We're gonna have to figure out how we combine it in with the team so that the team dynamic is something that we're having to spend a little bit more time on. Just being intentional around and how we're building that teamwork and how we're building the water cooler talk and those types of things, those that don't have the flexibility to come in.
All right. Craig, last word on this, but if yours is very similar to theirs talk about how you're going. Keep progressing your team, how you're gonna keep them on the cutting edge.
Yeah. I act a little bit different. So me, we separate between leadership and non-leadership. Leadership is more onsite, non-leadership, not expected.

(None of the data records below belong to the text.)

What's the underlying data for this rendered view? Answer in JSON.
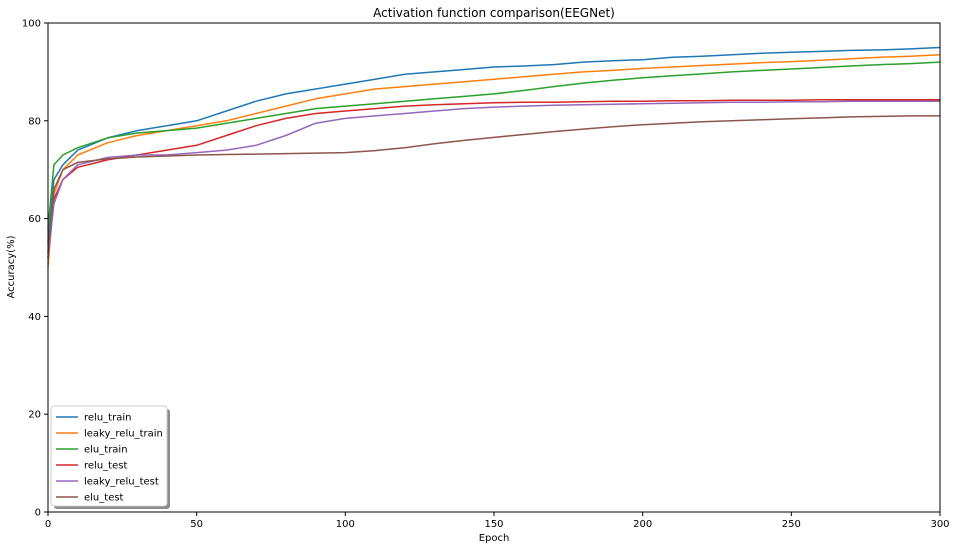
{
  "chart_data": {
    "type": "line",
    "title": "Activation function comparison(EEGNet)",
    "xlabel": "Epoch",
    "ylabel": "Accuracy(%)",
    "xlim": [
      0,
      300
    ],
    "ylim": [
      0,
      100
    ],
    "xticks": [
      0,
      50,
      100,
      150,
      200,
      250,
      300
    ],
    "yticks": [
      0,
      20,
      40,
      60,
      80,
      100
    ],
    "grid": false,
    "legend_position": "lower-left",
    "x": [
      0,
      2,
      5,
      10,
      20,
      30,
      40,
      50,
      60,
      70,
      80,
      90,
      100,
      110,
      120,
      130,
      140,
      150,
      160,
      170,
      180,
      190,
      200,
      210,
      220,
      230,
      240,
      250,
      260,
      270,
      280,
      290,
      300
    ],
    "series": [
      {
        "name": "relu_train",
        "color": "#1f77b4",
        "values": [
          55,
          68,
          71,
          74,
          76.5,
          78,
          79,
          80,
          82,
          84,
          85.5,
          86.5,
          87.5,
          88.5,
          89.5,
          90,
          90.5,
          91,
          91.2,
          91.5,
          92,
          92.3,
          92.5,
          93,
          93.2,
          93.5,
          93.8,
          94,
          94.2,
          94.4,
          94.5,
          94.7,
          95
        ]
      },
      {
        "name": "leaky_relu_train",
        "color": "#ff7f0e",
        "values": [
          50,
          65,
          70,
          73,
          75.5,
          77,
          78,
          79,
          80,
          81.5,
          83,
          84.5,
          85.5,
          86.5,
          87,
          87.5,
          88,
          88.5,
          89,
          89.5,
          90,
          90.3,
          90.7,
          91,
          91.3,
          91.6,
          91.9,
          92.1,
          92.4,
          92.7,
          93,
          93.2,
          93.5
        ]
      },
      {
        "name": "elu_train",
        "color": "#2ca02c",
        "values": [
          58,
          71,
          73,
          74.5,
          76.5,
          77.5,
          78,
          78.5,
          79.5,
          80.5,
          81.5,
          82.5,
          83,
          83.5,
          84,
          84.5,
          85,
          85.5,
          86.2,
          87,
          87.7,
          88.3,
          88.8,
          89.2,
          89.6,
          90,
          90.3,
          90.6,
          90.9,
          91.2,
          91.5,
          91.7,
          92
        ]
      },
      {
        "name": "relu_test",
        "color": "#d62728",
        "values": [
          52,
          64,
          68,
          70.5,
          72,
          73,
          74,
          75,
          77,
          79,
          80.5,
          81.5,
          82,
          82.5,
          83,
          83.3,
          83.5,
          83.7,
          83.8,
          83.8,
          83.9,
          84,
          84,
          84.1,
          84.1,
          84.2,
          84.2,
          84.2,
          84.3,
          84.3,
          84.3,
          84.3,
          84.3
        ]
      },
      {
        "name": "leaky_relu_test",
        "color": "#9467bd",
        "values": [
          52,
          63,
          68,
          71,
          72.5,
          73,
          73,
          73.5,
          74,
          75,
          77,
          79.5,
          80.5,
          81,
          81.5,
          82,
          82.5,
          82.8,
          83,
          83.2,
          83.3,
          83.4,
          83.5,
          83.6,
          83.7,
          83.8,
          83.8,
          83.9,
          83.9,
          84,
          84,
          84,
          84
        ]
      },
      {
        "name": "elu_test",
        "color": "#8c564b",
        "values": [
          53,
          66,
          70,
          71.5,
          72.2,
          72.6,
          72.8,
          73,
          73.1,
          73.2,
          73.3,
          73.4,
          73.5,
          73.9,
          74.5,
          75.3,
          76,
          76.6,
          77.2,
          77.8,
          78.3,
          78.8,
          79.2,
          79.5,
          79.8,
          80,
          80.2,
          80.4,
          80.6,
          80.8,
          80.9,
          81,
          81
        ]
      }
    ]
  }
}
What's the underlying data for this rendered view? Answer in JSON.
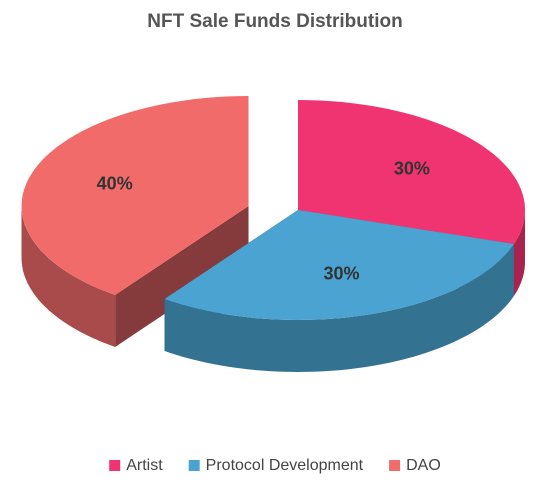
{
  "chart_data": {
    "type": "pie",
    "title": "NFT Sale Funds Distribution",
    "categories": [
      "Artist",
      "Protocol Development",
      "DAO"
    ],
    "values": [
      30,
      30,
      40
    ],
    "value_labels": [
      "30%",
      "30%",
      "40%"
    ],
    "colors": [
      "#f03371",
      "#4aa3d1",
      "#f26b6b"
    ],
    "legend": "bottom"
  }
}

At all in many cases unless some of the hands-on type work that was described earlier, being in eight states, with three regions and a dozen markets travel is required for a leader to be present and available and visible to a large part of the organization. Most of the organization doesn't have the.
to be remote. They're onsite, they're at clinics, they're in hospitals, they're in other types of centers. And so I think as a leader, you have to take that opportunity to support them by having a very similar type mindset in terms of what you want to grow and how you want to develop and bring staff.
In the last month, I had something like around 20 new caregivers within my division. They came from 11 states and three countries. So there are three countries, us being one, two other countries where I have caregivers that work within my hierarchy that are serving at Intermountain. And that brings a lot of diversity of thought, a lot of diversity in the way that they perceive things.
Also, a lot of diversity in the working hours. So by not having everybody within the mountain time, but people across the country as well as across the globe. allows me to have people at different times of the day and different days of the week that are thinking hard when the rest of us might not be, and vice versa.
So I think that brings a lot of diversity into play. And so the last thing I'll say was I think your question is how do you grow and develop people? I like to say that you're responsible for developing yourself. I will provide you opportunities. , but you have to take the initiative and you have to be really self-serving with that.
You've got to invest yourself. I'm not gonna pull you along. You need to jump in. And those are the people that will continue to flourish with an Intermountain. And for those that don't like that kind of speed and don't like that kind of outcome, that's expected, it's probably not a great place for you to be.
And so over time, we'll continue that with that culture.
Fantastic. Gentlemen, I wanna thank you. Aaron Craig, thank you for spending your time and investing back in the community. It's greatly appreciated. And for everybody who joined us and listened, I appreciate it as well. Look forward to seeing everybody. Thanks, bill. Bye.